A shameless approach to spiritual music is better than a squeamish one.
On a first listen it’s tempting to mock Lee’s explicitly devotional music. Two listens in, that mockery melts away. “Let my words be true / Let my prayers be pleasing to you” Lee sings on Invocation and, mostly, they are. Panting and chanting arrest our attention on ‘Welcome to the House of Mystical Deat’h, then reward it with a crescendo as joyously noisy as The Polyphonic Spree.

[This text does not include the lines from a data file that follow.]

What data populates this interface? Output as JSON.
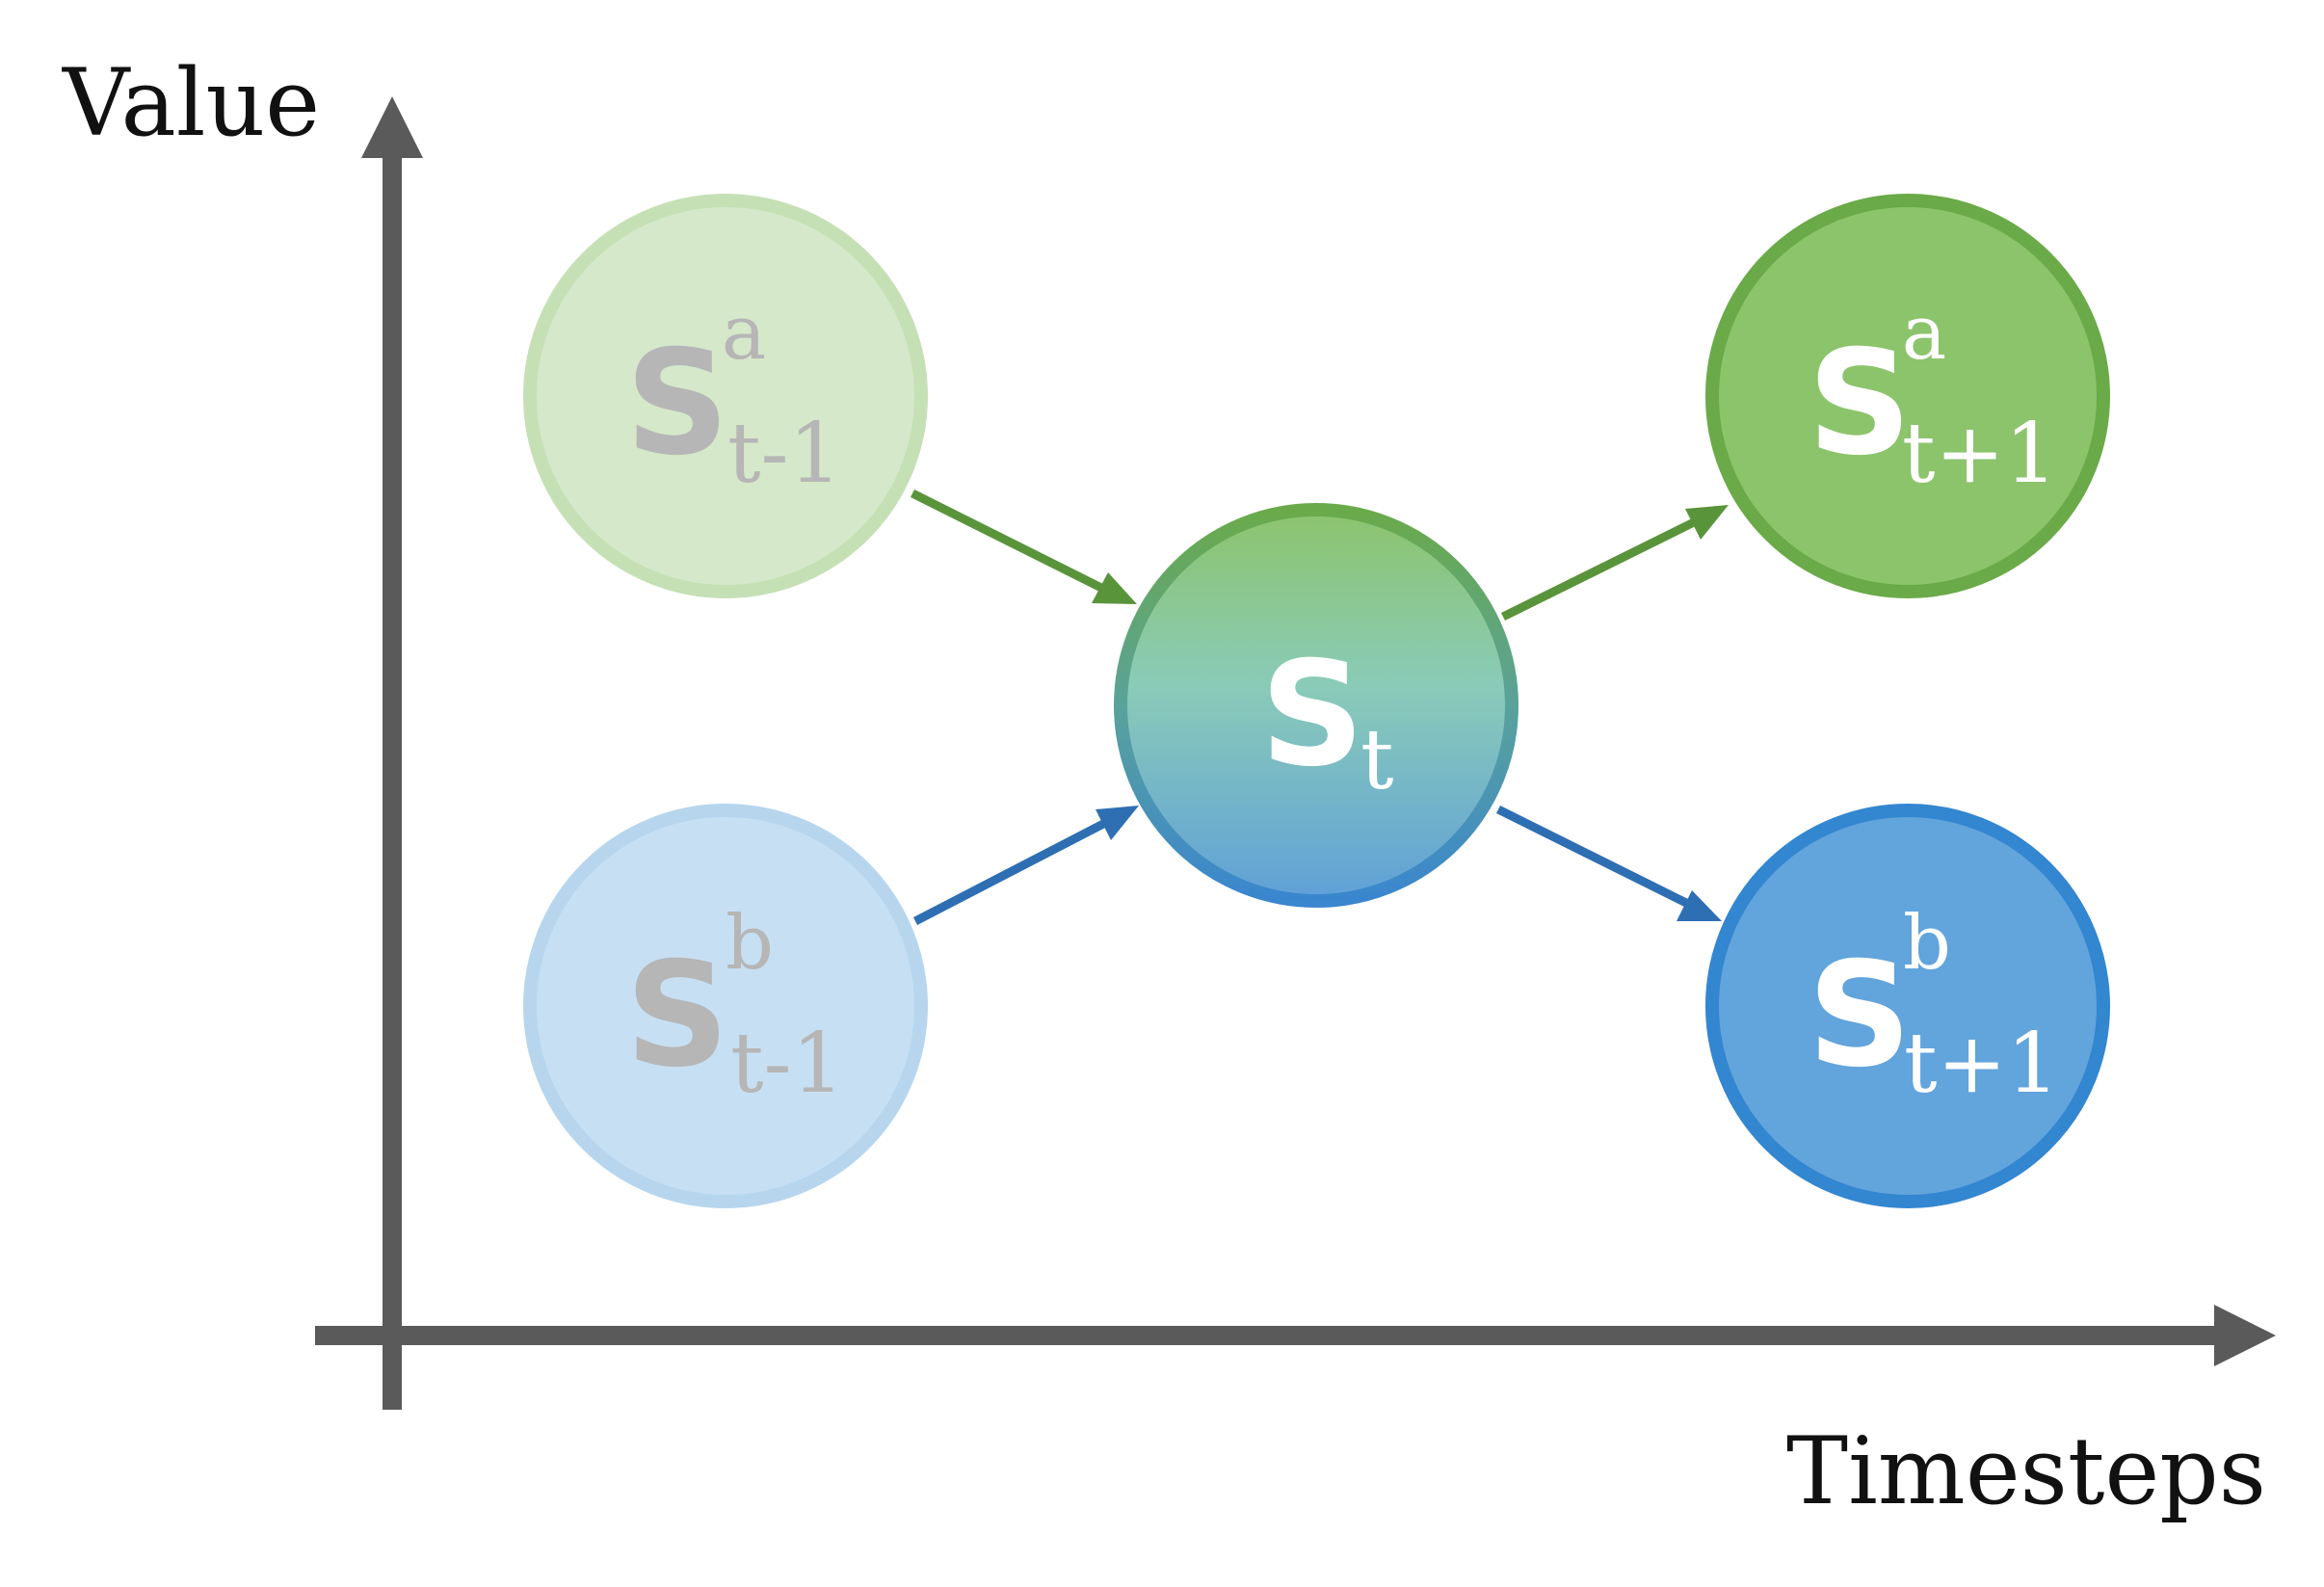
{
  "axes": {
    "y_label": "Value",
    "x_label": "Timesteps"
  },
  "colors": {
    "axis": "#5a5a5a",
    "green": "#5a943a",
    "blue": "#2e6fb4",
    "faded_text": "#b6b6b6",
    "bright_text": "#ffffff"
  },
  "nodes": {
    "prev_a": {
      "base": "S",
      "sup": "a",
      "sub": "t-1"
    },
    "prev_b": {
      "base": "S",
      "sup": "b",
      "sub": "t-1"
    },
    "current": {
      "base": "S",
      "sup": "",
      "sub": "t"
    },
    "next_a": {
      "base": "S",
      "sup": "a",
      "sub": "t+1"
    },
    "next_b": {
      "base": "S",
      "sup": "b",
      "sub": "t+1"
    }
  }
}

From that (presumably literal) high, the record slips into ruminating piano passages and experimental sounds and samples. Lee’s painstaking delivery on ‘The Will To Grow’ evokes Sparklehorse’s Mark Linkous while ‘I Am That I Am’ blends gospel, West African-style basslines and rumbling, tumbling piano. The world music vibe continues on ‘Song for Samuel’ with its Klezmer-style strings, tabla jams and shoulder-swaying harmonies.
There are clichés here, and flinches too, on a record obviously birthed from the belly of the narcissistic Los Angeles beast. But though Lee says it’s “probably my least commercial record”, he’s underselling a sizeable market of fellow seekers on the path. Just look to the ever-growing washout from Yoga and meditation classes all over the western world for proof.
Like this? Try these: The Polyphonic Spree, The Beginning Stages of the Polyphonic Spree; Ben Lee, Deeper Into Dream.